Le bilan d’une banque centrale est schématiquement composé :
• à l’actif, de ses réserves de change (or et devises) ainsi que de ses créances sur son Etat et les établissements de crédit de son système financier ;
• au passif, de la monnaie nationale qu’elle émet, ainsi que de ses dettes à l’égard de son Etat et des établissements de crédit de son système financier.
Lorsque le solde global des opérations courantes (exportations et importations de biens et services, investissements directs et opérations financières) d’un pays ou d’une zone monétaire est excédentaire, la banque centrale de ce pays ou de cette zone peut laisser s’apprécier la monnaie qu’elle a émis pour équilibrer son bilan. Cette appréciation de la monnaie de ce pays ou de cette zone, par rapport aux monnaies de ses partenaires économiques, réduira la compétitivité de ce pays ou de cette zone ce qui tendra à amener ses opérations courantes à l’équilibre.
Mais les interventions d’une banque centrale sont, également et a priori,toujours possibles lorsqu’il s’agit de d’empêcher l’appréciation d’une monnaie(3). Une banque centrale, agissant de concert avec les autorités financières de son pays ou de sa zone, peut en effet conserver les devises procurées par un solde excédentaire de ses opérations courantes et équilibrer l’augmentation du poste d’actif « réserves de change » de son bilan par une création de monnaie nationale. Cette création de monnaie nationale en augmente la masse totale ce qui tend à la déprécier, ou, à tout le moins, à l’empêcher de s’apprécier. La valeur de la monnaie nationale n’augmentant pas, l’économie du pays conserve ou améliore encore, dans un premier temps, sa compétitivité ; en revanche la masse monétaire augmentant ce pays connaitra des tendances inflationnistes, lesquelles si elles ne sont pas suffisamment contrôlées pourront, à terme, affecter la compétitivité du pays.
Les autorités chinoises ont intelligemment observé et compris l’économie mondiale avant de participer à la « globalisation ». Après que l’éclatement du système de Bretton Woods fut officialisé en 1976, elles ont commencé, dès 1978, à déprécier le yuan pour réduire en 15 ans par trois sa valeur par rapport au dollar, tout en conservant au yuan son inconvertibilité.

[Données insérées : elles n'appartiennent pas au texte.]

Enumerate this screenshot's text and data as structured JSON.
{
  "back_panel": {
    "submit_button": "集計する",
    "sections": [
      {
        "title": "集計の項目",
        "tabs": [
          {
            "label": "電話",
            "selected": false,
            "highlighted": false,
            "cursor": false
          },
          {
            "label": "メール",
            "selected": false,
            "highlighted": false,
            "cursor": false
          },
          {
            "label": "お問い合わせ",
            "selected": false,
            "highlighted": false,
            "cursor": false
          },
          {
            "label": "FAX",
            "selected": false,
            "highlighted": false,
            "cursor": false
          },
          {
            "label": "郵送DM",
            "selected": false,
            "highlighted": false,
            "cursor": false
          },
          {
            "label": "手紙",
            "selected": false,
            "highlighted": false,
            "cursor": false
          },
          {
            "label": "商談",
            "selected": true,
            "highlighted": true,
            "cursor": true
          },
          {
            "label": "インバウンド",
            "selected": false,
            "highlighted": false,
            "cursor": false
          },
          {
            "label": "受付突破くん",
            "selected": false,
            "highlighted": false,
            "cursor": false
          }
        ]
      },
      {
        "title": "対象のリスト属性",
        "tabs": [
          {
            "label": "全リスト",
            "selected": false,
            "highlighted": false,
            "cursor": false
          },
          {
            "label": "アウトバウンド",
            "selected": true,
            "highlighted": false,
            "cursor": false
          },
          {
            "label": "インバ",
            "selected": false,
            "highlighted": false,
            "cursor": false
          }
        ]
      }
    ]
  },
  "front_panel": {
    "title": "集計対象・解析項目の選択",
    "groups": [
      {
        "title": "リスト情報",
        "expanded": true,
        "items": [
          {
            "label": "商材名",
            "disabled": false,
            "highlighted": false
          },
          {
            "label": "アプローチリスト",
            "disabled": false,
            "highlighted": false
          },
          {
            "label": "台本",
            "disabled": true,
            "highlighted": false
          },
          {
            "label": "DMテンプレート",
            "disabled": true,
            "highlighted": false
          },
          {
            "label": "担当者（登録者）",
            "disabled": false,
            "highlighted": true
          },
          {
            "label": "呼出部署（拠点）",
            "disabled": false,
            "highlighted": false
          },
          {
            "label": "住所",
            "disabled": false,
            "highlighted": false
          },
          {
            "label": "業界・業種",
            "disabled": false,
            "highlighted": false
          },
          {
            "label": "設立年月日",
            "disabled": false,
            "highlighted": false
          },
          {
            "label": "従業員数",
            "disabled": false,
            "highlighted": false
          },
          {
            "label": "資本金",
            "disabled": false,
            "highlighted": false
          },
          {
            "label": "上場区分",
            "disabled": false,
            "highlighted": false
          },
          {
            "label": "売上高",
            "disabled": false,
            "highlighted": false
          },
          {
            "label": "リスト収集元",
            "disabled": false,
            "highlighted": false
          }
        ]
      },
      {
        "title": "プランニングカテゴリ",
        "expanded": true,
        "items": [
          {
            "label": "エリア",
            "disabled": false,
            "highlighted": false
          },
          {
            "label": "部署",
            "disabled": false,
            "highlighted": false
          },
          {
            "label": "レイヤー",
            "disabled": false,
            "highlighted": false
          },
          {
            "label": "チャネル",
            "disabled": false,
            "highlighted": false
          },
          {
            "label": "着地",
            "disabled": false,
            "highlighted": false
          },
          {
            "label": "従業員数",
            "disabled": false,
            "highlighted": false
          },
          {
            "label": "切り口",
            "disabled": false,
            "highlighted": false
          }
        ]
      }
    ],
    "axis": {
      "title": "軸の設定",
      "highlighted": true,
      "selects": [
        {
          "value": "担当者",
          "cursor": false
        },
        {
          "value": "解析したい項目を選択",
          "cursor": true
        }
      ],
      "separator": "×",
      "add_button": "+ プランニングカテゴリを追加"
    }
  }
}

Puis, lorsqu’elles se sont senties prêtes, elles ont adhéré à l’OMC pour bénéficier de la suppression de barrières douanières tout en se dotant, avec un yuan sous évalué, d’un outil efficace de protectionnisme monétaire. Grande économie émergente, l’économie chinoise restait, dans un système économique mondialisée, une économie asymétrique (avec au début du 21ème siècle un PIB per capita de 30 à 40 fois inférieur à celui des économies nord-américaines, japonaise ou européennes) pour laquelle l’accumulation de réserves permettait de conserver une hyper compétitivité que l’inflation interne (malgré tout, partiellement contrôlée) ne pouvait pas réduire rapidement. Les autorités chinoises réagissent généralement assez vivement lorsqu’il est reproché à la Chine d’avoir recours au protectionnisme monétaire. Celui-ci est pourtant indiscutable comme les principaux agrégats de la comptabilité nationale chinoise le démontrent. La Chine a en effet, depuis le début du 21ème siècle, augmenté annuellement ses réserves de change d’un montant équivalent à celui des soldes globaux de ses opérations courantes (exportations et importations de biens et services, investissements directs et opérations financières), ce qui a empêché, d’une part le yuan de s’apprécier et d’autre part à la balance des paiements chinoise de tendre vers une position d’équilibre.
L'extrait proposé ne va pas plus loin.